Understanding Shoulder ROM (Range of Motion): AROM, Flexion, and Extension Explained

Shoulder mobility plays a crucial role in everything from daily movements to athletic performance. Whether you're reaching overhead, pushing weights, or throwing a ball, having a healthy range of motion (ROM) in the shoulder is essential for fluid, pain-free movement. In this article, we’ll break down the ROM of the shoulder, covering both active range of motion (AROM) and the specific movements of shoulder flexion and extension.

What Is ROM of the Shoulder?

ROM (Range of Motion) refers to how far and in what directions a joint can move. When it comes to the shoulder, it's particularly important because it's the most mobile joint in the human body. The shoulder allows for multi-directional movement thanks to its ball-and-socket structure.

ROM in the shoulder is commonly assessed through:

  • Flexion (lifting your arm forward)

  • Extension (moving your arm backward)

  • Abduction and adduction (moving your arm out to the side or across your body)

  • Internal and external rotation

  • Circumduction (circular arm movement)

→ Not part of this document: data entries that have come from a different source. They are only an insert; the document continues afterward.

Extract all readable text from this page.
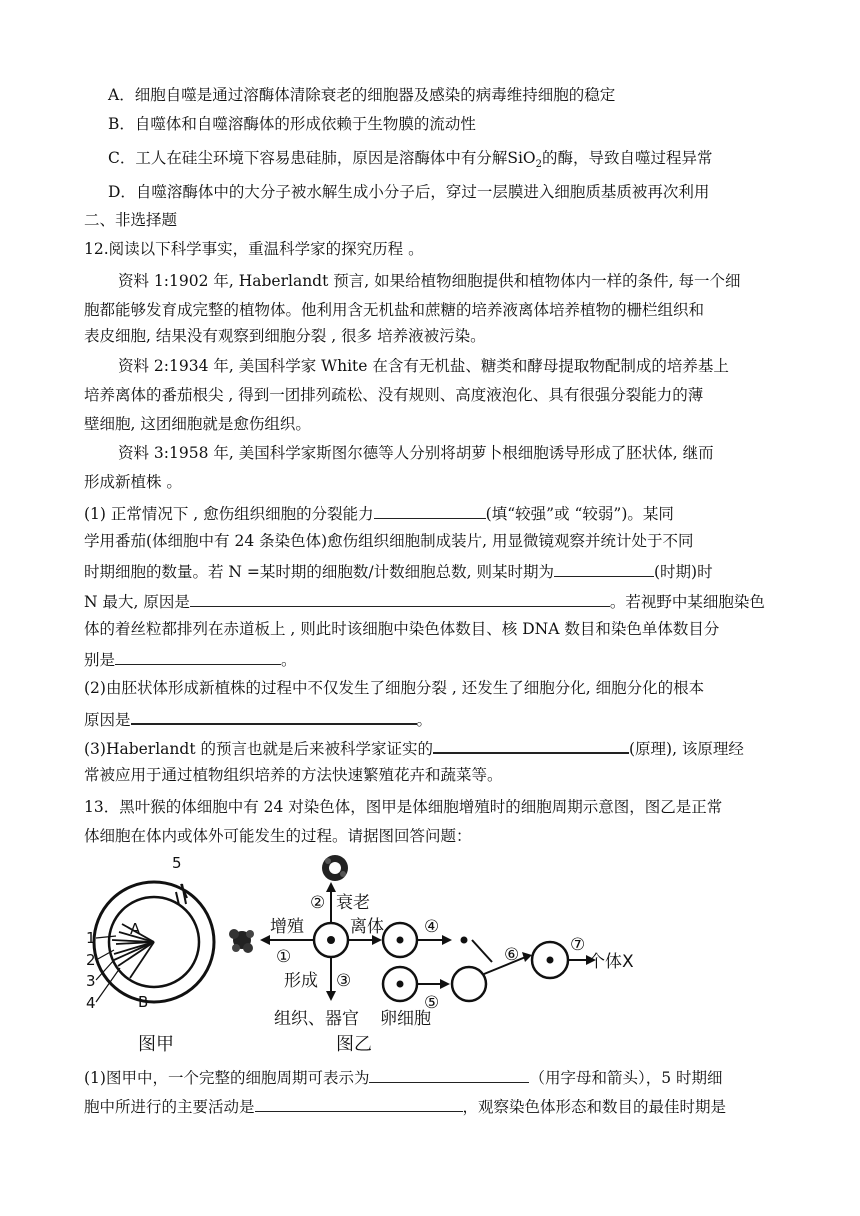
A．细胞自噬是通过溶酶体清除衰老的细胞器及感染的病毒维持细胞的稳定
B．自噬体和自噬溶酶体的形成依赖于生物膜的流动性
C．工人在硅尘环境下容易患硅肺，原因是溶酶体中有分解SiO$_2$的酶，导致自噬过程异常
D．自噬溶酶体中的大分子被水解生成小分子后，穿过一层膜进入细胞质基质被再次利用
二、非选择题
12.阅读以下科学事实，重温科学家的探究历程 。
资料 1:1902 年, Haberlandt 预言, 如果给植物细胞提供和植物体内一样的条件, 每一个细
胞都能够发育成完整的植物体。他利用含无机盐和蔗糖的培养液离体培养植物的栅栏组织和
表皮细胞, 结果没有观察到细胞分裂 , 很多 培养液被污染。
资料 2:1934 年, 美国科学家 White 在含有无机盐、糖类和酵母提取物配制成的培养基上
培养离体的番茄根尖 , 得到一团排列疏松、没有规则、高度液泡化、具有很强分裂能力的薄
壁细胞, 这团细胞就是愈伤组织。
资料 3:1958 年, 美国科学家斯图尔德等人分别将胡萝卜根细胞诱导形成了胚状体, 继而
形成新植株 。
(1) 正常情况下 , 愈伤组织细胞的分裂能力	(填“较强”或 “较弱”)。某同
学用番茄(体细胞中有 24 条染色体)愈伤组织细胞制成装片, 用显微镜观察并统计处于不同
时期细胞的数量。若 N =某时期的细胞数/计数细胞总数, 则某时期为	(时期)时
N 最大, 原因是	。若视野中某细胞染色
体的着丝粒都排列在赤道板上 , 则此时该细胞中染色体数目、核 DNA 数目和染色单体数目分
别是	。
(2)由胚状体形成新植株的过程中不仅发生了细胞分裂 , 还发生了细胞分化, 细胞分化的根本
原因是	。
(3)Haberlandt 的预言也就是后来被科学家证实的	(原理), 该原理经
常被应用于通过植物组织培养的方法快速繁殖花卉和蔬菜等。
13．黑叶猴的体细胞中有 24 对染色体，图甲是体细胞增殖时的细胞周期示意图，图乙是正常
体细胞在体内或体外可能发生的过程。请据图回答问题：
1
2
3
4
5
A
B
图甲
增殖
①
② 衰老
离体
形成 ③
组织、器官
图乙
④
⑤
卵细胞
⑥	⑦
个体X
(1)图甲中，一个完整的细胞周期可表示为	（用字母和箭头），5 时期细
胞中所进行的主要活动是	，观察染色体形态和数目的最佳时期是
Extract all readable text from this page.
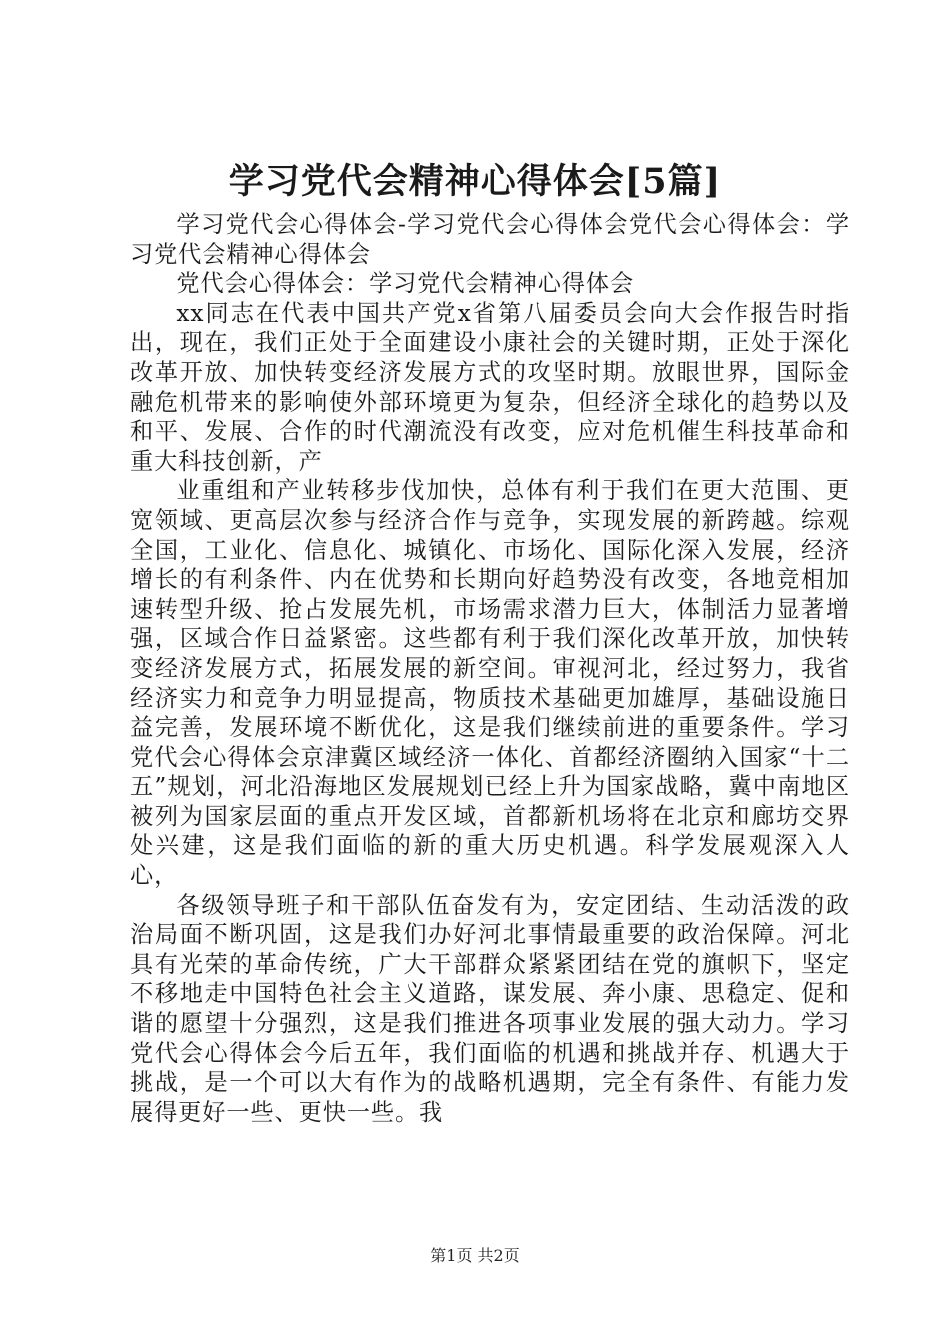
学习党代会精神心得体会[5篇]

学习党代会心得体会-学习党代会心得体会党代会心得体会：学习党代会精神心得体会

党代会心得体会：学习党代会精神心得体会

xx同志在代表中国共产党x省第八届委员会向大会作报告时指出，现在，我们正处于全面建设小康社会的关键时期，正处于深化改革开放、加快转变经济发展方式的攻坚时期。放眼世界，国际金融危机带来的影响使外部环境更为复杂，但经济全球化的趋势以及和平、发展、合作的时代潮流没有改变，应对危机催生科技革命和重大科技创新，产

业重组和产业转移步伐加快，总体有利于我们在更大范围、更宽领域、更高层次参与经济合作与竞争，实现发展的新跨越。综观全国，工业化、信息化、城镇化、市场化、国际化深入发展，经济增长的有利条件、内在优势和长期向好趋势没有改变，各地竞相加速转型升级、抢占发展先机，市场需求潜力巨大，体制活力显著增强，区域合作日益紧密。这些都有利于我们深化改革开放，加快转变经济发展方式，拓展发展的新空间。审视河北，经过努力，我省经济实力和竞争力明显提高，物质技术基础更加雄厚，基础设施日益完善，发展环境不断优化，这是我们继续前进的重要条件。学习党代会心得体会京津冀区域经济一体化、首都经济圈纳入国家“十二五”规划，河北沿海地区发展规划已经上升为国家战略，冀中南地区被列为国家层面的重点开发区域，首都新机场将在北京和廊坊交界处兴建，这是我们面临的新的重大历史机遇。科学发展观深入人心，

各级领导班子和干部队伍奋发有为，安定团结、生动活泼的政治局面不断巩固，这是我们办好河北事情最重要的政治保障。河北具有光荣的革命传统，广大干部群众紧紧团结在党的旗帜下，坚定不移地走中国特色社会主义道路，谋发展、奔小康、思稳定、促和谐的愿望十分强烈，这是我们推进各项事业发展的强大动力。学习党代会心得体会今后五年，我们面临的机遇和挑战并存、机遇大于挑战，是一个可以大有作为的战略机遇期，完全有条件、有能力发展得更好一些、更快一些。我

第1页 共2页
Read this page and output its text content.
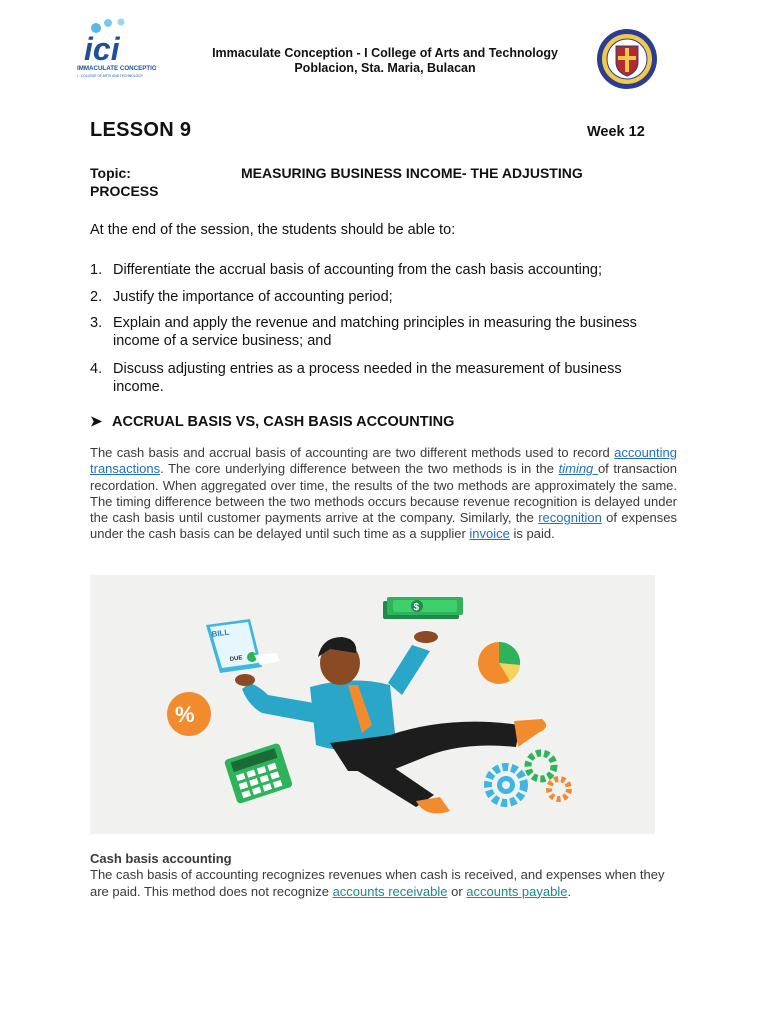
ici
IMMACULATE CONCEPTION
I - COLLEGE OF ARTS AND TECHNOLOGY
Immaculate Conception - I College of Arts and Technology
Poblacion, Sta. Maria, Bulacan
LESSON 9	Week 12
Topic:	MEASURING BUSINESS INCOME- THE ADJUSTING
PROCESS
At the end of the session, the students should be able to:
1. Differentiate the accrual basis of accounting from the cash basis accounting;
2. Justify the importance of accounting period;
3. Explain and apply the revenue and matching principles in measuring the business income of a service business; and
4. Discuss adjusting entries as a process needed in the measurement of business income.
➤ ACCRUAL BASIS VS, CASH BASIS ACCOUNTING
The cash basis and accrual basis of accounting are two different methods used to record accounting transactions. The core underlying difference between the two methods is in the timing of transaction recordation. When aggregated over time, the results of the two methods are approximately the same. The timing difference between the two methods occurs because revenue recognition is delayed under the cash basis until customer payments arrive at the company. Similarly, the recognition of expenses under the cash basis can be delayed until such time as a supplier invoice is paid.
BILL
DUE
%
$
Cash basis accounting
The cash basis of accounting recognizes revenues when cash is received, and expenses when they are paid. This method does not recognize accounts receivable or accounts payable.
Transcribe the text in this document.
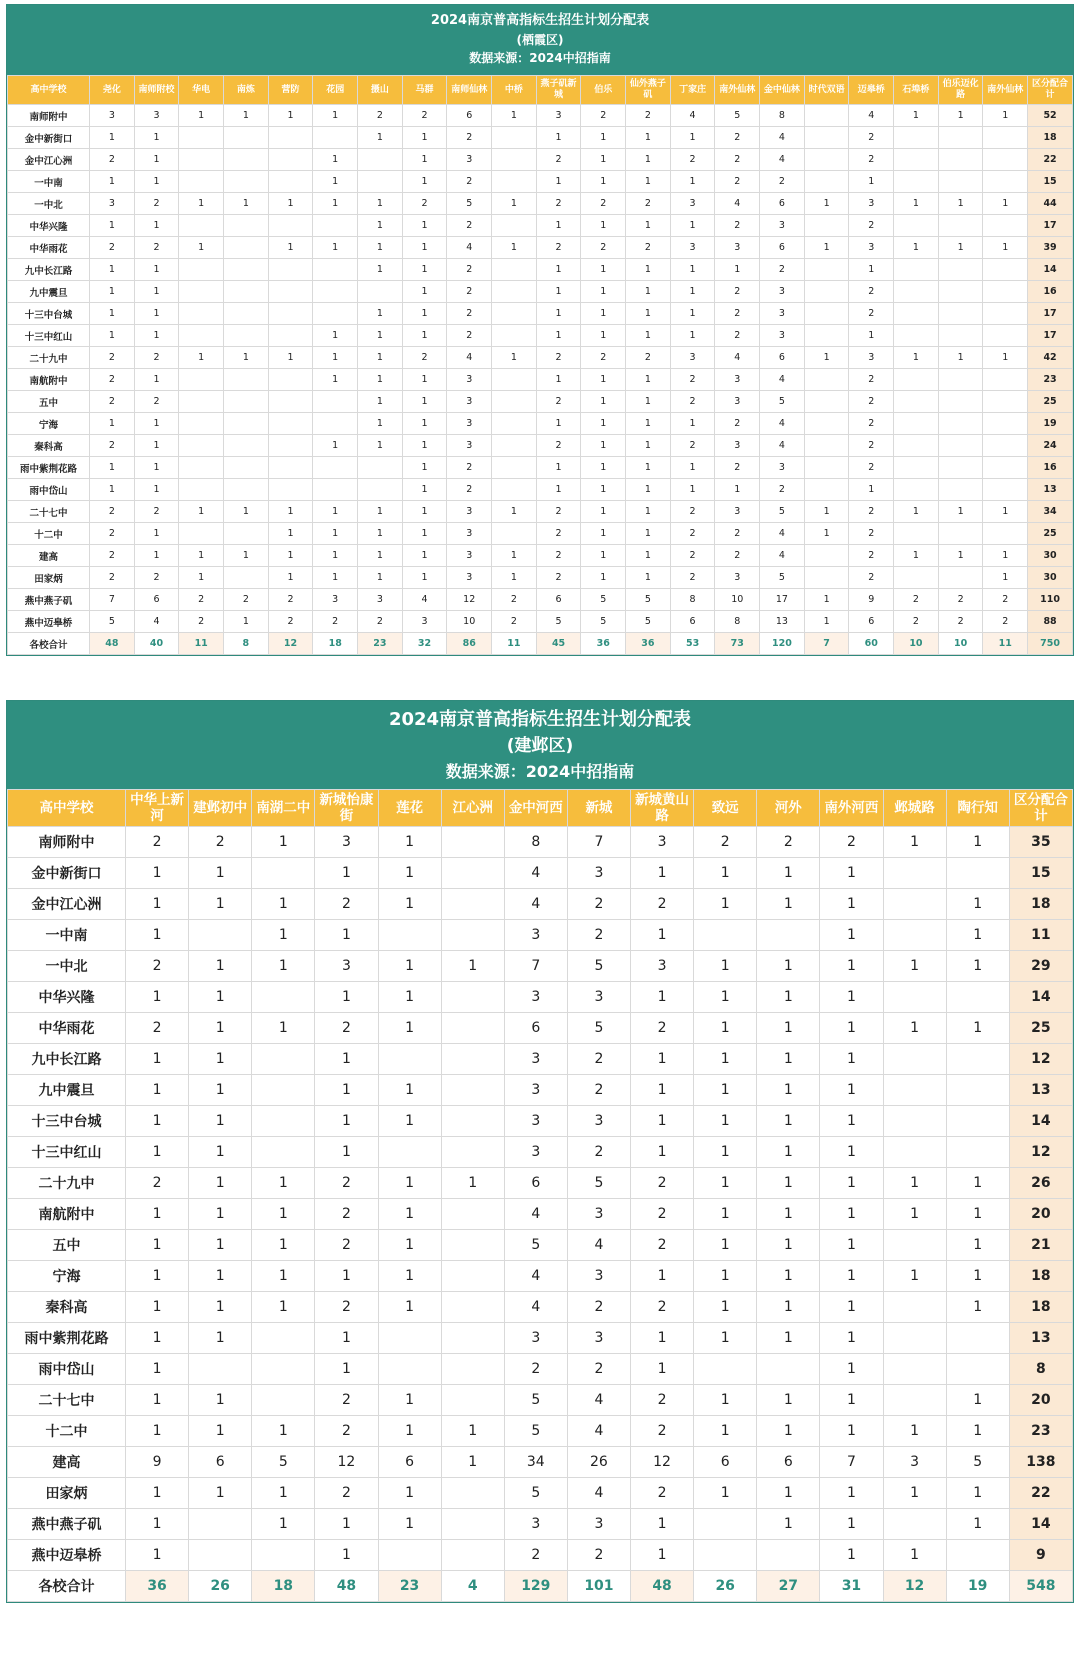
2024南京普高指标生招生计划分配表
(栖霞区)
数据来源：2024中招指南
高中学校	尧化	南师附校	华电	南炼	营防	花园	摄山	马群	南师仙林	中桥	燕子矶新城	伯乐	仙外燕子矶	丁家庄	南外仙林	金中仙林	时代双语	迈皋桥	石埠桥	伯乐迈化路	南外仙林	区分配合计
南师附中	3	3	1	1	1	1	2	2	6	1	3	2	2	4	5	8		4	1	1	1	52
金中新街口	1	1					1	1	2		1	1	1	1	2	4		2				18
金中江心洲	2	1				1		1	3		2	1	1	2	2	4		2				22
一中南	1	1				1		1	2		1	1	1	1	2	2		1				15
一中北	3	2	1	1	1	1	1	2	5	1	2	2	2	3	4	6	1	3	1	1	1	44
中华兴隆	1	1					1	1	2		1	1	1	1	2	3		2				17
中华雨花	2	2	1		1	1	1	1	4	1	2	2	2	3	3	6	1	3	1	1	1	39
九中长江路	1	1					1	1	2		1	1	1	1	1	2		1				14
九中震旦	1	1						1	2		1	1	1	1	2	3		2				16
十三中台城	1	1					1	1	2		1	1	1	1	2	3		2				17
十三中红山	1	1				1	1	1	2		1	1	1	1	2	3		1				17
二十九中	2	2	1	1	1	1	1	2	4	1	2	2	2	3	4	6	1	3	1	1	1	42
南航附中	2	1				1	1	1	3		1	1	1	2	3	4		2				23
五中	2	2					1	1	3		2	1	1	2	3	5		2				25
宁海	1	1					1	1	3		1	1	1	1	2	4		2				19
秦科高	2	1				1	1	1	3		2	1	1	2	3	4		2				24
雨中紫荆花路	1	1						1	2		1	1	1	1	2	3		2				16
雨中岱山	1	1						1	2		1	1	1	1	1	2		1				13
二十七中	2	2	1	1	1	1	1	1	3	1	2	1	1	2	3	5	1	2	1	1	1	34
十二中	2	1			1	1	1	1	3		2	1	1	2	2	4	1	2				25
建高	2	1	1	1	1	1	1	1	3	1	2	1	1	2	2	4		2	1	1	1	30
田家炳	2	2	1		1	1	1	1	3	1	2	1	1	2	3	5		2			1	30
燕中燕子矶	7	6	2	2	2	3	3	4	12	2	6	5	5	8	10	17	1	9	2	2	2	110
燕中迈皋桥	5	4	2	1	2	2	2	3	10	2	5	5	5	6	8	13	1	6	2	2	2	88
各校合计	48	40	11	8	12	18	23	32	86	11	45	36	36	53	73	120	7	60	10	10	11	750
2024南京普高指标生招生计划分配表
(建邺区)
数据来源：2024中招指南
高中学校	中华上新河	建邺初中	南湖二中	新城怡康街	莲花	江心洲	金中河西	新城	新城黄山路	致远	河外	南外河西	邺城路	陶行知	区分配合计
南师附中	2	2	1	3	1		8	7	3	2	2	2	1	1	35
金中新街口	1	1		1	1		4	3	1	1	1	1			15
金中江心洲	1	1	1	2	1		4	2	2	1	1	1		1	18
一中南	1		1	1			3	2	1			1		1	11
一中北	2	1	1	3	1	1	7	5	3	1	1	1	1	1	29
中华兴隆	1	1		1	1		3	3	1	1	1	1			14
中华雨花	2	1	1	2	1		6	5	2	1	1	1	1	1	25
九中长江路	1	1		1			3	2	1	1	1	1			12
九中震旦	1	1		1	1		3	2	1	1	1	1			13
十三中台城	1	1		1	1		3	3	1	1	1	1			14
十三中红山	1	1		1			3	2	1	1	1	1			12
二十九中	2	1	1	2	1	1	6	5	2	1	1	1	1	1	26
南航附中	1	1	1	2	1		4	3	2	1	1	1	1	1	20
五中	1	1	1	2	1		5	4	2	1	1	1		1	21
宁海	1	1	1	1	1		4	3	1	1	1	1	1	1	18
秦科高	1	1	1	2	1		4	2	2	1	1	1		1	18
雨中紫荆花路	1	1		1			3	3	1	1	1	1			13
雨中岱山	1			1			2	2	1			1			8
二十七中	1	1		2	1		5	4	2	1	1	1		1	20
十二中	1	1	1	2	1	1	5	4	2	1	1	1	1	1	23
建高	9	6	5	12	6	1	34	26	12	6	6	7	3	5	138
田家炳	1	1	1	2	1		5	4	2	1	1	1	1	1	22
燕中燕子矶	1		1	1	1		3	3	1		1	1		1	14
燕中迈皋桥	1			1			2	2	1			1	1		9
各校合计	36	26	18	48	23	4	129	101	48	26	27	31	12	19	548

Each of these motions can be tested as either active (you move your shoulder using your own muscles) or passive (a therapist moves it for you).

What Is Shoulder AROM?

AROM stands for Active Range of Motion, which means how much movement you can achieve in a joint without assistance. In the shoulder, AROM is important because it reflects muscle strength, coordination, and joint health.

Common types of shoulder AROM include:

  • AROM shoulder flexion: Raising your arm in front of your body, ideally reaching 180°.

  • Shoulder extension AROM: Reaching backward, generally up to 60°.

  • Active abduction: Lifting your arm out to the side.

  • Rotation AROM: Rotating your arm inward (internal) and outward (external).

If you're recovering from an injury or dealing with conditions like frozen shoulder, rotator cuff tears, or arthritis, shoulder AROM becomes a critical measure of progress.

How to Measure ROM in the Shoulder

You can assess ROM in the shoulder using a goniometer—a tool that measures angles. During a clinical evaluation, physical therapists typically observe how far the shoulder moves through flexion, extension, and other movements.

Here are general guidelines:

  • Normal shoulder flexion AROM: 160° to 180°

  • Normal shoulder extension AROM: 50° to 60°

  • Normal abduction AROM: 160° to 180°

  • External rotation AROM: About 90°

  • Internal rotation AROM: About 70°

These numbers can vary depending on age, activity level, and history of injury.

Improving Shoulder Active Range of Motion

To improve shoulder active range of motion, consistent mobility work and strengthening exercises are key. Some effective strategies include:

  • Shoulder rolls and pendulum swings (for gentle warm-up)

  • Wall walks or finger ladder climbs

  • TheraBand resistance exercises for rotator cuff support

  • Stretching the chest, lats, and deltoids

Remember to warm up before stretching and to avoid pushing into pain—ROM gains come from regular, controlled movement.

When to Be Concerned About Limited ROM

If your shoulder ROM feels restricted, painful, or asymmetric compared to your other shoulder, it's worth consulting a physical therapist. Common issues that affect ROM include:

  • Shoulder impingement

  • Rotator cuff injuries

  • Labral tears

  • Adhesive capsulitis (frozen shoulder)

Early intervention can prevent long-term stiffness and dysfunction.


Final Thoughts

A well-functioning shoulder requires full, pain-free active range of motion. Whether you're aiming to improve performance, recover from injury, or prevent future problems, understanding the ROM of the shoulder—especially flexion and extension AROM—empowers you to move smarter and train safer. Incorporate mobility checks and exercises into your routine to keep your shoulders strong, stable, and mobile.